Он открыл лицо Ротгера и внезапно отпрянул.
— Ты смеешься… — сказал он. — Но как страшно ты смеешься…
Труп под плащом, может быть от тепла свечей, начал с ужасной быстротой разлагаться, и лицо молодого комтура стало просто страшным. Распухшие, почернелые уши были чудовищны, а синие вздувшиеся губы искривились как будто в усмешке.
Зигфрид торопливо закрыл эту страшную человеческую маску.
Затем он взял фонарь и вышел вон. По дороге старик в третий раз почувствовал удушье; вернувшись к себе, он бросился на свое жесткое монашеское ложе и некоторое время лежал без движения. Он думал, что уснет, но его охватило вдруг странное чувство: ему показалось, что сон уже никогда к нему не придет. И если он останется в этой комнате, то сейчас к нему придет смерть.
Зигфрид не боялся ее. Он изнемог, совсем потерял надежду уснуть и в смерти видел лишь бесконечный покой; но он не хотел, чтобы смерть пришла в эту ночь, и потому сел на своем ложе и произнес:
— Дай мне время до завтра.
Но тут же явственно услышал голос, который прошептал ему на ухо:
— Иди. Утром уже будет поздно, и ты не сделаешь того, что поклялся сделать. Иди.
С трудом поднявшись с постели, комтур вышел. На раскатах стен перекликалась стража. Желтый свет падал из окон часовни на снег. Посреди двора, у каменного колодца, играли две черные собаки, теребя какую-то тряпку, а так кругом было пустынно и тихо.

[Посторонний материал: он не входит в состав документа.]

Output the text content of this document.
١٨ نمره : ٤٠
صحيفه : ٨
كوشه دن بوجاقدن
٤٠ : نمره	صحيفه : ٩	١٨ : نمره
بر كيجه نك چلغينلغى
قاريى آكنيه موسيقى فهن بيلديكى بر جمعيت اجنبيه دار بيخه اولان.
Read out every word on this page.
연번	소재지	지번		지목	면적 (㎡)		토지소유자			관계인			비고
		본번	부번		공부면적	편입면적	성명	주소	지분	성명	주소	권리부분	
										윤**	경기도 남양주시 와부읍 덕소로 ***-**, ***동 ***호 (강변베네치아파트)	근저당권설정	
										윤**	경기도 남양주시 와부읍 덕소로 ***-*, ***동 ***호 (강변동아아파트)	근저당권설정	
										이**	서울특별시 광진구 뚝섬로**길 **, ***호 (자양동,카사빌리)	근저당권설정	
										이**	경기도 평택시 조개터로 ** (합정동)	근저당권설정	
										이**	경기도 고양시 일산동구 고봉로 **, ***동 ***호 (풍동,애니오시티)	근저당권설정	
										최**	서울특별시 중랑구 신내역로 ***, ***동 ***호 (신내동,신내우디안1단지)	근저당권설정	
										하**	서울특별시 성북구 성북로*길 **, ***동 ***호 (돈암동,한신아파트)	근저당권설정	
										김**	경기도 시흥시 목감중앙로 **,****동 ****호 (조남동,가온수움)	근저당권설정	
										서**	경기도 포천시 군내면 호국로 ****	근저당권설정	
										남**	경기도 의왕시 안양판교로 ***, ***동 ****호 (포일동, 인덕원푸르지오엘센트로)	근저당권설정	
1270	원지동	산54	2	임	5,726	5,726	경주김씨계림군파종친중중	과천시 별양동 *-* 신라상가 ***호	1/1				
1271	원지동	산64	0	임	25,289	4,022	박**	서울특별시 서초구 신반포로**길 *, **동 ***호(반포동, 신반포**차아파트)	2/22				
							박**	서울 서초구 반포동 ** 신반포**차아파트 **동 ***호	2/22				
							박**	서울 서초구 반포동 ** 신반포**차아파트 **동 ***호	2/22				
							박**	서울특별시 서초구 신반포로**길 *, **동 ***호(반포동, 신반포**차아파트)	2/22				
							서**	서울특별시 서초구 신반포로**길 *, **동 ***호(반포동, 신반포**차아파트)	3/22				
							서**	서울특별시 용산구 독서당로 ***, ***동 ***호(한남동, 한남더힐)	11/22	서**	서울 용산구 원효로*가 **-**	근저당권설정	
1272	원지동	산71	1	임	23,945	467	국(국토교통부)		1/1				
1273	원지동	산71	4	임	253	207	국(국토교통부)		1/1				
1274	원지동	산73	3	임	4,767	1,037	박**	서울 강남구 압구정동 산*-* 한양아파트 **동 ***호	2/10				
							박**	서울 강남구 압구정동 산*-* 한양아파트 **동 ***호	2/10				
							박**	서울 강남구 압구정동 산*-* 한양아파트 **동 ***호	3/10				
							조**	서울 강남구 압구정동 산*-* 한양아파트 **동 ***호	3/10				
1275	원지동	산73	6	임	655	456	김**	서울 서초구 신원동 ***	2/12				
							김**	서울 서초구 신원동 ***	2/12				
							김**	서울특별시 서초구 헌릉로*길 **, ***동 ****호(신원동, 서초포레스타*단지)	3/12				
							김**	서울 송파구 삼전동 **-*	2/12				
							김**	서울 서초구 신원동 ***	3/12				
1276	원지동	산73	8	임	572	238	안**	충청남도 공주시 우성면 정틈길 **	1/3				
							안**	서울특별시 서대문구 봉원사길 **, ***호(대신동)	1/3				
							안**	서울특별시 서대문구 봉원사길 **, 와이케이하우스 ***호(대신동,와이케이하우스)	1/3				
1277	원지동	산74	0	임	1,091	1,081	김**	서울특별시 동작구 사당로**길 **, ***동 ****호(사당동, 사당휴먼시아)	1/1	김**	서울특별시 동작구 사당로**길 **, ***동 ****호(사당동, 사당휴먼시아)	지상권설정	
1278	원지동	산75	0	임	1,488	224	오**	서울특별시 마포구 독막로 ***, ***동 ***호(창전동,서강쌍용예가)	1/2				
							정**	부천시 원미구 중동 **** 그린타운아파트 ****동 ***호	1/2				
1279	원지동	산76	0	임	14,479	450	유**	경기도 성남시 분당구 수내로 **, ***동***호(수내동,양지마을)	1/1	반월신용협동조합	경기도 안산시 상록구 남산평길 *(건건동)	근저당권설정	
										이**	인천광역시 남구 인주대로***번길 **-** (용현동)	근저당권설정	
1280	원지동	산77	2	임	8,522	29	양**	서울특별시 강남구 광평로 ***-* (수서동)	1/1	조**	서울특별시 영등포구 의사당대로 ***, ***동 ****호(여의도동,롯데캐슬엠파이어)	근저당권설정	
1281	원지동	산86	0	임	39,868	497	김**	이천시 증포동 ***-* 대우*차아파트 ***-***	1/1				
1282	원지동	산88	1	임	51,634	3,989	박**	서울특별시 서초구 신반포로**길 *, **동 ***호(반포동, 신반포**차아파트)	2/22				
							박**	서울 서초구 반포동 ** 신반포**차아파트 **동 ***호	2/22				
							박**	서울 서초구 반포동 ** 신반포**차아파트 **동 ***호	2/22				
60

— Непременно этой ночью? — говорил Зигфрид. — Я так утомился, но я иду. Все спят. Измученный Юранд тоже, верно, спит, только я никак не усну. Я иду, иду, потому что в доме ждет меня смерть, а тебе я дал клятву… Но потом пусть приходит смерть, если не может прийти сон. Ты смеешься там, а у меня нет больше сил. Ты смеешься, ты, верно, доволен. Но пальцы у меня застыли, бессильны мои руки, и сам я уже этого не сделаю. Сделает это послушница, которая с нею спит…
Говоря так с самим собою, он шел тяжелым шагом к башне у ворот. Собаки, которые играли у каменного колодца, подбежали к нему и стали ласкаться. В одной из них Зигфрид узнал большую охотничью собаку, такую неразлучную спутницу Дидериха, что в замке говорили, будто ночью она служит ему подушкой.
Приласкавшись, собака тихо заскулила, затем, словно угадав мысль человека, побежала к воротам.
Через минуту Зигфрид очутился перед узкой дверцей башни, которую на ночь запирали снаружи на засов. Отодвинув его, старик нащупал перила лестницы, которая начиналась сразу же за дверью, и стал подниматься вверх. В растерянности он забыл фонарь и шел осторожно, нащупывая ногами ступени.
Сделав несколько шагов, он вдруг остановился, услышав выше над головой как будто тяжелое дыхание человека или зверя.
— Кто там?
Ответа не последовало, но дыхание стало чаще.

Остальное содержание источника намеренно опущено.